Sonntag, 2. November 2014

Die Schallmauer

Ich werde heute ein Buch, ich würde jetzt lieber schreiben: verschenken, weitergeben, aber es wird hier stehen: wegwerfen. Ein Buch, das ich vor bald 30 Jahren geschenkt bekam, von unserem Gemeindepfarrer und meiner Chorleiterin, als ich im Krankenhaus lag. Die Widmung: "Liebe ... , Geduld + Hoffnung im Krankenhaus, Deine...".


Das Buch hat mich einige Jahre begleitet. Ich sehe mich in meinem Zimmer sitzen, draussen ist es dunkel, drinnen brennt nur eine Kerze (dich ich selbst gestaltet habe in einem KSJ-Treffen) und ich lese in diesem Buch. Am Fenster. Bete. Versuche zu verstehen. Bin inspiriert. Glaube in die richtige Richtung zu sehen. Resigniere gleichzeitig. Ich werde es nicht schaffen, zu glauben.

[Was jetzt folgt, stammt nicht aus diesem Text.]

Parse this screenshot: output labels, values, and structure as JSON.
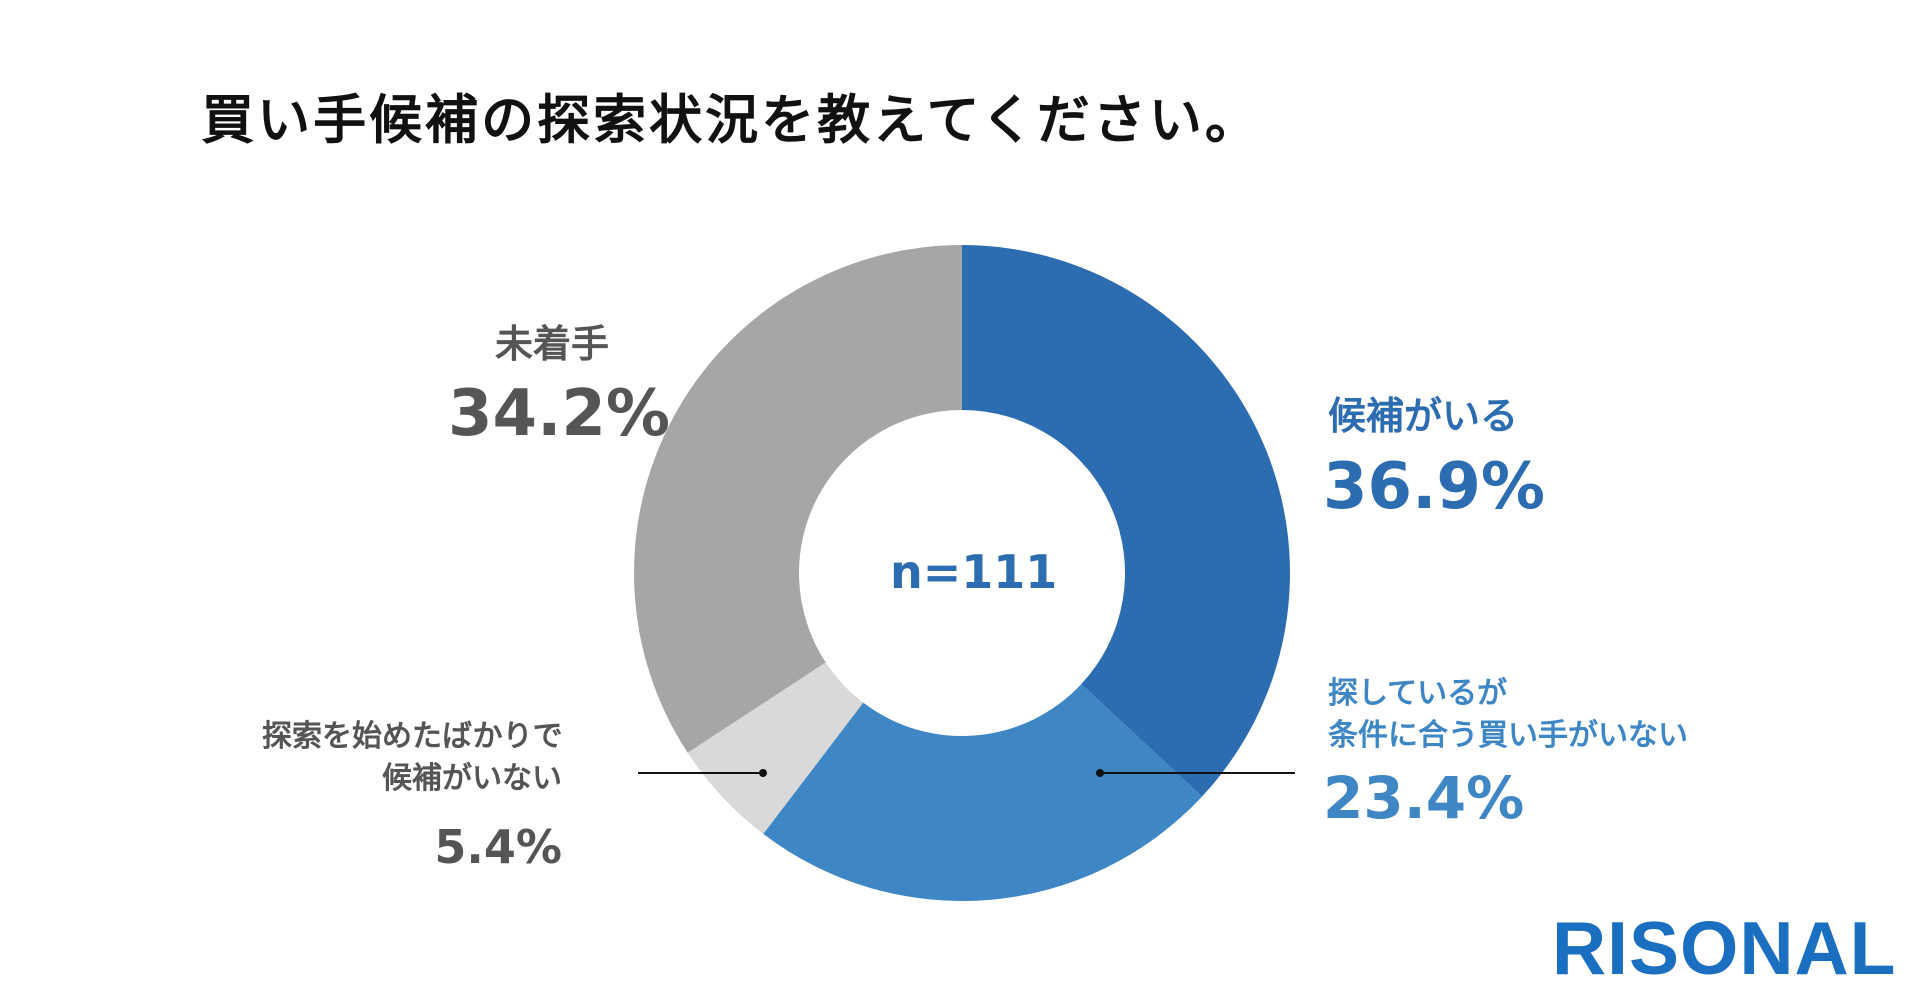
{
  "title": "買い手候補の探索状況を教えてください。",
  "chart_data": {
    "type": "pie",
    "variant": "donut",
    "center_label": "n=111",
    "slices": [
      {
        "label": "候補がいる",
        "value": 36.9,
        "value_label": "36.9%",
        "color": "#2c6cb0"
      },
      {
        "label_lines": [
          "探しているが",
          "条件に合う買い手がいない"
        ],
        "value": 23.4,
        "value_label": "23.4%",
        "color": "#3f87c4"
      },
      {
        "label_lines": [
          "探索を始めたばかりで",
          "候補がいない"
        ],
        "value": 5.4,
        "value_label": "5.4%",
        "color": "#d9d9d9"
      },
      {
        "label": "未着手",
        "value": 34.2,
        "value_label": "34.2%",
        "color": "#a6a6a6"
      }
    ]
  },
  "brand": {
    "logo_text": "RISONAL",
    "color": "#1a6fc0"
  }
}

Ich lese heute einige der Texte und Gebete. Ich erinnere mich kaum an den Wortlaut. Die Worte: sehr von den 80er Jahren geprägt. Diese Zeit atmet durch die Texte: atomare Bedrohung, saurer Regen, kalter Krieg, Dritte Welt. Aber auch: Liebe, sich selbst erkennen, sein Leben zu versäumen. Reduzierte Texte, damals wohl neu und provozierend, heute ein wenig angestaubt. Alle Themen immer noch aktuell, aber heute flankiert von so vielen neuen Krisen, dass diese Zeit vor 30 Jahren fast unschuldig wirkt.

Beunruhigend: mancheTexte machen mir auch heute noch Eindruck. Wohl einen ähnlichen, den sie mir vor drei Jahrzenten gemacht haben. Texte, die von der Angst handeln, nicht zu leben. Das Leben nicht zu leben, aus Angst vor Krankheit und Tod. Den Augenblick zu versäumen, weil ich immer an den nächsten Schritt denke. Die Schönheit nicht zu sehen, weil ich mich in Vorurteilen vergrabe.

Ich werde das Buch heute wegwerfen, weil ich in Gebeten keine Antwort für mich in dieser Welt finden werde. Aber soviel Emotion und Jugend liegt in dem Buch, in seinem Ton, auch seinem Einband, den ich so oft angeschaut und in meinen Händen gehalten habe, dass ich es nicht einfach gehen lassen kann. Ich verabschiede mich.